Сварилось мясо, и Алёшкина мать разложила куски по тарелкам, расставила их у головы и ног Некочи. Раздала и всем сидящим у костра по тарелке бульона. Бульон пробовали и остатки выливали на землю вокруг гроба.

Себеруй угощал тех, кто пришёл встречать умершую в подземном стойбище. Он машинально сыпал табак, брал мясо, а сердце ныло, горело. Старик смотрел на костёр, на пылающие головёшки: ему казалось, что это его жизнь выпала из рук доброго Идола и теперь обугливается, шипит.

«Доченька... Жена... Их нет». Голоса людей привели его в себя, и он долго смотрел запавшими глазами на сидящих у костра, стараясь понять смысл слов.

Пасса внимательно следил за ним.

«То, что случилось, словами не объяснишь. Да, этот день поистине чёрен в своей черноте. И дай, Идол жизни, силу Себерую, чтобы он вынес этот день», — так думал Пасса, ухаживая за другом. Думал он и о Тэмуйко, любимом олене Некочи. Алёшка сказал, что оленей не было, они разбежались, почуяв волка. Но что стало с Тэмуйко?

Солнце садилось. Надо завершать обряд, пока на землю идут лучи жизни. Потом людей здесь не должно быть; придёт время других, тех, кто не провожает, а встречает покойников.

Пасса с Алёшкой выбрали место, где поставят гроб. Снег ещё глубокий. Придётся пока вбить ножки в снег, а весной сделать всё как полагается.

Алёшка приготовил гвозди, чтобы забить крышку, и вдруг застыл: Себеруй смотрел на него так, что ему захотелось бросить молоток и бежать отсюда.

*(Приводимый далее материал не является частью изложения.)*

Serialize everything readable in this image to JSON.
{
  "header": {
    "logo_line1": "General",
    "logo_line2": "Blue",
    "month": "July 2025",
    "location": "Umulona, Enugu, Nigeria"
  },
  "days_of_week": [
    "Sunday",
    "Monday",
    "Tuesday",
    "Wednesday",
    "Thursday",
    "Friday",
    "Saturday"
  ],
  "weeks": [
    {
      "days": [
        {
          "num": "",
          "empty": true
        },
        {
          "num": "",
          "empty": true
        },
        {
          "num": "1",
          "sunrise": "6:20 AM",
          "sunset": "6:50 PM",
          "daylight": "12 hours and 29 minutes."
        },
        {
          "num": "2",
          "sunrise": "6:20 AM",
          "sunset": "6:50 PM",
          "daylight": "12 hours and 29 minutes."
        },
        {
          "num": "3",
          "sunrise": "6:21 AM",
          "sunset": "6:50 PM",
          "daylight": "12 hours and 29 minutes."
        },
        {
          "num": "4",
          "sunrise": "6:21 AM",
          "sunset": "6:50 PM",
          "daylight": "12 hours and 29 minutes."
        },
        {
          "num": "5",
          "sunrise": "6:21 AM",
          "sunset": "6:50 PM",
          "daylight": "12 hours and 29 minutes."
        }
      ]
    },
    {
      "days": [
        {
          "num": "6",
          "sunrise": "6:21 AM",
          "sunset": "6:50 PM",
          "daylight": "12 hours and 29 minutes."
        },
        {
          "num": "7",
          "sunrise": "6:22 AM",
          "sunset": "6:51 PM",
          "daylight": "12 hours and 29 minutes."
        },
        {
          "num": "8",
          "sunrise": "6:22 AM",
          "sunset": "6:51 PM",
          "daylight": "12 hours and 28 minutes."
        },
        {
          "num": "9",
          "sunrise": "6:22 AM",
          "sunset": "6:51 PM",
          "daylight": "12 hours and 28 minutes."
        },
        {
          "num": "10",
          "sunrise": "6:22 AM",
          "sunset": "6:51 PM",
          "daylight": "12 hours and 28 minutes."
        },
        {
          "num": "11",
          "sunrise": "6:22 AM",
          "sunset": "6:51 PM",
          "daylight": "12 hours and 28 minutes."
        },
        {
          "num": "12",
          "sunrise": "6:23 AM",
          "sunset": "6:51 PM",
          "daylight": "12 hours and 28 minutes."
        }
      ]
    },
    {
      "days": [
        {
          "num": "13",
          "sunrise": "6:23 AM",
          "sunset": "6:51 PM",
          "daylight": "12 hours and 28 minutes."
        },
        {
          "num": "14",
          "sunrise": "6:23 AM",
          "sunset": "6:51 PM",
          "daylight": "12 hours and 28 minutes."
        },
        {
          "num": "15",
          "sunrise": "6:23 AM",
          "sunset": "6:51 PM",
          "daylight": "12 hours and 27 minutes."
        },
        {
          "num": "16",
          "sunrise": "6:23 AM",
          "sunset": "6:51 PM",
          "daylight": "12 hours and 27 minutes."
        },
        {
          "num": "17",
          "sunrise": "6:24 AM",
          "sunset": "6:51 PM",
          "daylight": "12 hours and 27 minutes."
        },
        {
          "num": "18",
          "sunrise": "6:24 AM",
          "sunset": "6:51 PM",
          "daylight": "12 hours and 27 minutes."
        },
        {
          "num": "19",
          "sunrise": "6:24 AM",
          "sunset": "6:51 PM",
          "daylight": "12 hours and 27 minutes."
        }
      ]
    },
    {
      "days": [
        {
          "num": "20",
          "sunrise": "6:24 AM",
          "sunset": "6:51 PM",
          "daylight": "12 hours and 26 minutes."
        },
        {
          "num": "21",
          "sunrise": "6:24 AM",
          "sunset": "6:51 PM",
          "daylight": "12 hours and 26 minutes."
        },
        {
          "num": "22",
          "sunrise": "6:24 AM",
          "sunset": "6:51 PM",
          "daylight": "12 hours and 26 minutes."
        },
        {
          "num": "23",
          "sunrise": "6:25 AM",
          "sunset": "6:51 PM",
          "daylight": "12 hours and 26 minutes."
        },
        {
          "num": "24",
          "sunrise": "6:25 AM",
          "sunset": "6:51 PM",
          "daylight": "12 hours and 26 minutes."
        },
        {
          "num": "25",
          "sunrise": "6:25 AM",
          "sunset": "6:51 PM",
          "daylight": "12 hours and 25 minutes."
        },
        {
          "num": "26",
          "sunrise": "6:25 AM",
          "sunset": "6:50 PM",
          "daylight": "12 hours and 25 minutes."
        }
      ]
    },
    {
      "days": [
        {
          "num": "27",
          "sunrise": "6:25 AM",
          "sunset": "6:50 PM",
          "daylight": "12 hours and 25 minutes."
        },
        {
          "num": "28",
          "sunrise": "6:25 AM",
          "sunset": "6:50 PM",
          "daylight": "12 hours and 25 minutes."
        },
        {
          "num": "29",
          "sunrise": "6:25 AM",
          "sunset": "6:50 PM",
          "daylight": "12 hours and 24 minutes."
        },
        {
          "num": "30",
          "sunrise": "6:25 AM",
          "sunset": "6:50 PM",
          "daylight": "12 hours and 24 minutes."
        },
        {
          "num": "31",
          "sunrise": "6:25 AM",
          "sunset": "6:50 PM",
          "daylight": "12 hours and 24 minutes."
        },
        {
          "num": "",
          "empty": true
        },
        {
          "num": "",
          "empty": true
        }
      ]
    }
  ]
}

Долго держался Себеруй. Мужественно вёл себя и вчера, и сегодня. И когда тела любимых людей положил в холодный ящик, и когда ночью караулил их вечный сон.

А сейчас схватился за голову: «Один-одинёшенек...»

Человек понимает это остро лишь тогда, когда действительно остаётся один. Сирота среди людей — как пень среди густого леса.

— Я один, — прошептал Себеруй, и сказанное прозвучало настолько ясно и глубоко, ясно до обнажённого режущего страха, что он вздрогнул и только сейчас по-настоящему понял, что случилось непоправимое.

Умерли жена и дочь. Значит, нет ни прошлого, ни буду-

щего. Если у человека нет будущего, он опирается на прошлое и этим живёт. И вдруг темно и впереди, и сзади. Как и для чего жить дальше?

Последний луч солнца ещё прощался с землёй, когда всё было закончено.

Люди тушили костёр, негромко повторяя хором:

— Мать Анико, не обижайся, это не мы тушим огонь, а снежный буран.

Алёшка вдруг подтолкнул Пассу:

— Смотри!

Пасса вздрогнул. В лучах уходящего солнца, гордо неся голову, шёл олень. Тэмуйко!

Да, это Тэмуйко. Ночью он попал в чужое стадо, остался там до утра. А теперь торопился к людям. Подойдя, олень осмотрел всех. Взгляд его задержался на Себеруе, казалось, он спрашивал: «Где мать? Где хозяйка?» Потом приблизился к саркофагу, обрадовался — нашёл свою хозяйку. Потёрся мордой о доски, устало опустился рядом.

Себеруй боком, пытаясь скрыть от людей слёзы, подошёл к нему, чтобы попрощаться. Тэмуйко был самым любимым оленем Некочи. Она должна его взять с собой. Таков обычай.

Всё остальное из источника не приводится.